RG: Should things change? Can they change? 

JBS: If you're good and you're the favorite, then people are going to pounce. Somebody at that level, and I hate to single her out, but Simone Biles—she’s expected to win, yet she can fall. And people have to understand we’re humans with emotions and feelings and not machines powered by technology. I think it is great that she reached out to thank people for support through social media, and I think it is great that she and Michael Phelps have both spoken out. Nobody knew he was struggling so much. I am hoping that things will improve, and the expectations and the pressure that the press builds for these athletes is knocked down a bit. 

RG: This year, the TD Beach to Beacon 10K (an annual race Samuelson founded in Maine in 1998 that attracts athletes from around the world, including top runners) is being held virtually. Runners anywhere can post their times for a 10-kilometer route between July 23 and August 8, the timeframe of the summer Olympic games. Do you expect to see races from around the world? 

JBS: It'll be very interesting to see all the different locations when participants post their times. We normally have a good global representation in the in-person event, but we may have a little bit greater representation because people can join in from far-away places who couldn't get to the starting line in person. We'll know on the closing day of the Olympics!

[On another note,] we made our agonizing decision to do a virtual event the morning of the day the governor of Maine lifted the mask mandate. We were wondering whether we had done the right thing, but now with the surging Delta variant, I think we did make the right decision. It was a hard decision, and I feel for the people who really wanted to run in person, but we have always taken runners’ safety as a top priority. Because we didn’t know how the virus would react and we didn't know what percentage of people would get vaccinated. There is very close contact in a race like that and a lot of waiting around. The decision was made, and I think it was the right decision this year. Hopefully we'll be in person next year and bigger and better than ever before.

Not knowing in life is the most difficult thing to deal with, and I am surprised more of the Olympic athletes haven't come forward saying they've been dealing with mental health issues, because they didn't know if they would be able to participate in the games, or if their coaches would be able to travel, or if their families would be coming—they've been pulled this way and that for so long.

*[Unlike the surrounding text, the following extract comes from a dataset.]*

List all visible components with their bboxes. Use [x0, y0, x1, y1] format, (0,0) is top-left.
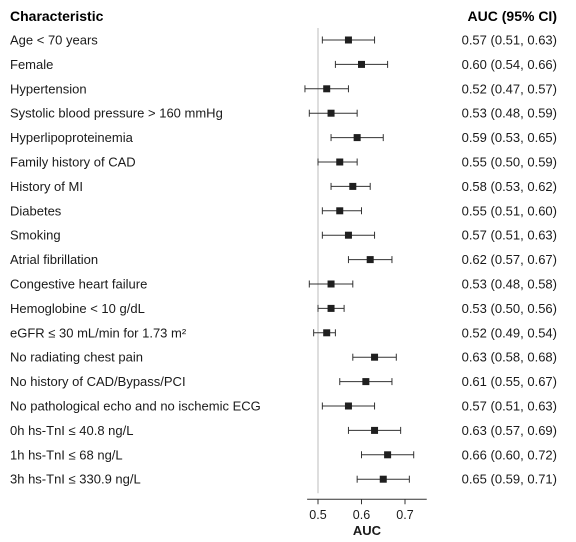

RG: How is your own training going? What are your current athletic goals?

JBS: I had a partial knee replacement last February and I am just starting to run again. I worried about what would happen if I could never return to the level of running I enjoyed and maintained during the greater part of my life. I've turned my energy and my focus to a lot of other things. Having our first grandchild, Charlotte, in our midst this summer has been a real gift and has kept me running. I worried a lot about my mental health going into the surgery, that if it didn't work out as I hoped, what would happen. That is why balance in one's life is so important; sports cannot be all consuming. You have to balance the mind, body, and spirit. My upbringing, the community I grew up with, and a Bowdoin education taught me how to do that.

Almost fifty years after starting my career in high school the passion still burns.